The linear polynomial power, \(p=1\)

property c

Free parameter trading off the influence of higher-order versus lower-order terms in the polynomial. Default is 1.

property ialpha

Slope. Range is [1e0, 1e4]. Default is 1e1.

class stonesoup.kernel.QuadraticKernel(c: float = 1, ialpha: float = 10.0)[source]

Quadratic Kernel type

This kernel returns the quadratic kernel state vector from a pair of State objects.

The quadratic kernel of state vectors \(\mathbf{x}\) and \(\mathbf{x}^\prime\) is defined as:

\[\mathtt{k}\left(\mathbf{x}, \mathbf{x}^\prime\right) = \left(\alpha \langle \mathbf{x}, \mathbf{x}^\prime \rangle + c\right)^2\]

The quadratic kernel can capture the second-order moments of a distribution, such as the covariance and correlations between pairs of variables. The quadratic kernel is appropriate when the data is nonlinear but still relatively simple.

Parameters:
  • c (float, optional) – Free parameter trading off the influence of higher-order versus lower-order terms in the polynomial. Default is 1.

  • ialpha (float, optional) – Slope. Range is [1e0, 1e4]. Default is 1e1.

property power

The quadratic polynomial power, \(p=2\)

class stonesoup.kernel.QuarticKernel(c: float = 1, ialpha: float = 10.0)[source]

Quartic Kernel

This kernel returns the quartic kernel state from a pair of State objects.

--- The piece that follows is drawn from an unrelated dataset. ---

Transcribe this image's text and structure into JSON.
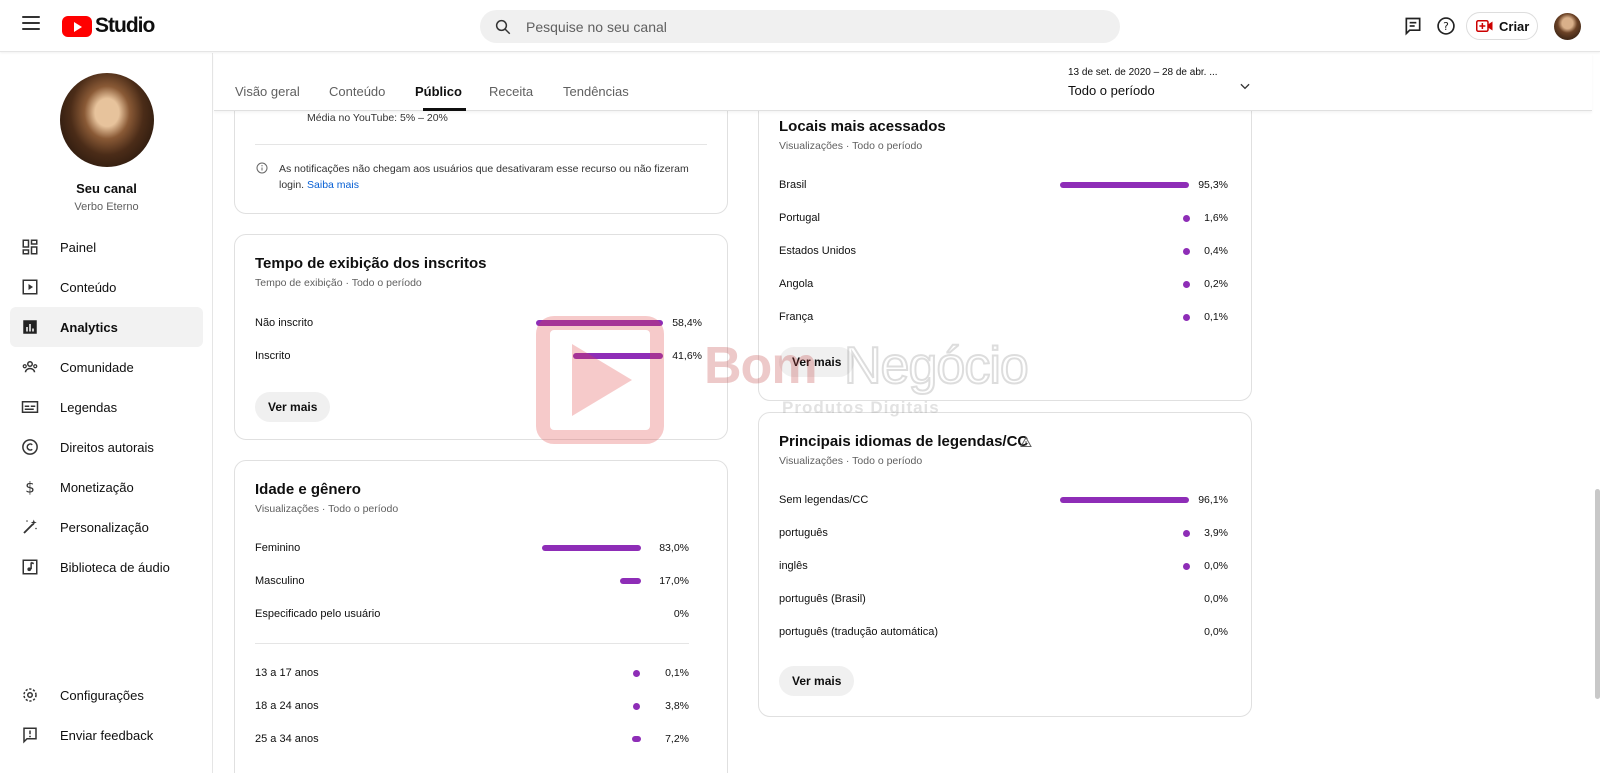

The quartic kernel of state vectors \(\mathbf{x}\) and \(\mathbf{x}^\prime\) is defined as:

\[\mathtt{k}(\mathbf{x}, \mathbf{x}^\prime) = \left(\alpha \langle \mathbf{x}, \mathbf{x}^\prime \rangle + c\right)^4\]

The quartic kernel can capture higher-order moments beyond the mean and covariance, such as skewness and kurtosis. THe quartic kernel can be used when the data is highly nonlinear and complex.

Parameters:
  • c (float, optional) – Free parameter trading off the influence of higher-order versus lower-order terms in the polynomial. Default is 1.

  • ialpha (float, optional) – Slope. Range is [1e0, 1e4]. Default is 1e1.

property power

The quartic polynomial power, \(p=4\)

class stonesoup.kernel.GaussianKernel(variance: float = 10.0)[source]

Gaussian Kernel

This kernel returns the Gaussian kernel state vector from a pair of State objects.

The Gaussian kernel of state vectors \(\mathbf{x}\) and \(\mathbf{x}^\prime\) is defined as:

\[\mathtt{k}(\mathbf{x}, \mathbf{x}^\prime) = \mathrm{exp}\left(-\frac{||\mathbf{x} - \mathbf{x}^\prime||^{2}}{2\pi\sigma^2}\right)\]
Parameters:

variance (float, optional) – Denoted as \(\sigma^2\) in the equation above. Determines the width of the Gaussian kernel. Range is [1e0, 1e2].

variance: float

Denoted as \(\sigma^2\) in the equation above. Determines the width of the Gaussian kernel. Range is [1e0, 1e2].

class stonesoup.kernel.TrackKernel(kernel: Kernel, mapping: list = None)[source]
Parameters:
  • kernel (Kernel) – Base Kernel class

  • mapping (list, optional) – List of mappings of the components to be used in the kernel from the state vector.

class stonesoup.kernel.MeasurementKernel(kernel: Kernel, mapping: list = None)[source]
Parameters:
  • kernel (Kernel) – Base Kernel class

  • mapping (list, optional) – List of mappings of the components to be used in the kernel from the state vector.